Lifestyle continues to kill millions

Thursday's report comes alongside six others, funded by the Bill & Melinda Gates Foundation, on the global burden of disease. The findings include rising prevalence of obesity in nearly every nation, idling or worsening mortality rates in some countries, and high burden of non-communicable diseases, contributing to nearly three-quarters of deaths worldwide in 2017. The top risk factors were high blood sugar, high blood pressure, high body mass index and smoking.

Lifespans have also gotten older on average since 1950, climbing from 48.1 to 70.5 years for men and women from 52.9 to 75.6 years, according to the study. However, the study authors say that just because women live longer does not mean they are living in better health.

An editorial published by The Lancet points out that countries in the world are falling behind the United Nations 'global health goals in some way, and the study' should be an electric shock, galvanizing national governments and international agencies. avoid the imminent loss or hard-won gains but also adopt a fresh approach to growing threats. "

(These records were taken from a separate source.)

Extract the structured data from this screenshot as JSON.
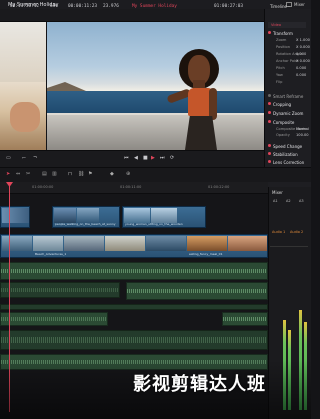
{
  "titlebar": {
    "project_title": "My Summer Holiday",
    "mixer_label": "Mixer"
  },
  "tcbar": {
    "timecode_in": "00:11:58:12",
    "zoom": "63%",
    "timecode_dur": "00:00:11:23",
    "fps": "23.976",
    "timeline_name": "My Summer Holiday",
    "timecode_current": "01:00:27:03",
    "timeline_label": "Timeline - take_next_to_h"
  },
  "inspector": {
    "tab": "Video",
    "sections": {
      "transform": "Transform",
      "smart_reframe": "Smart Reframe",
      "cropping": "Cropping",
      "dynamic_zoom": "Dynamic Zoom",
      "composite": "Composite",
      "speed_change": "Speed Change",
      "stabilization": "Stabilization",
      "lens_correction": "Lens Correction"
    },
    "transform_props": [
      "Zoom",
      "Position",
      "Rotation Angle",
      "Anchor Point",
      "Pitch",
      "Yaw",
      "Flip"
    ],
    "transform_vals": [
      "X 1.000",
      "X 0.000",
      "0.000",
      "X 0.000",
      "0.000",
      "0.000",
      ""
    ],
    "composite_props": [
      "Composite Mode",
      "Opacity"
    ],
    "composite_vals": [
      "Normal",
      "100.00"
    ]
  },
  "ruler": {
    "labels": [
      "01:00:00:00",
      "01:00:11:00",
      "01:00:22:00"
    ]
  },
  "clips": {
    "v1": "Beach_Adventures_1",
    "v2": "people_walking_on_the_beach_at_sunny",
    "v3": "young_woman_sitting_on_the_wooden",
    "v4": "eating_fancy_meal_01"
  },
  "mixer": {
    "title": "Mixer",
    "channels": [
      "A1",
      "A2",
      "A3"
    ],
    "bus_labels": [
      "Audio 1",
      "Audio 2"
    ]
  },
  "brand_text": "影视剪辑达人班"
}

When it comes to fertility rates, Kiarie said that the UN goals are the number of children they want, and that is what they choose. "What is key for that is to be there, in the women's hands."

What often gets lost in discussing fertility statistics and population numbers, Kiarie said, is the focus on individual people, their desires and how to empower them to achieve those goals.

"How can we ensure that people do what they think is right for themselves?" he asked.

CNN's Yemisi Adegoke contributed to this report.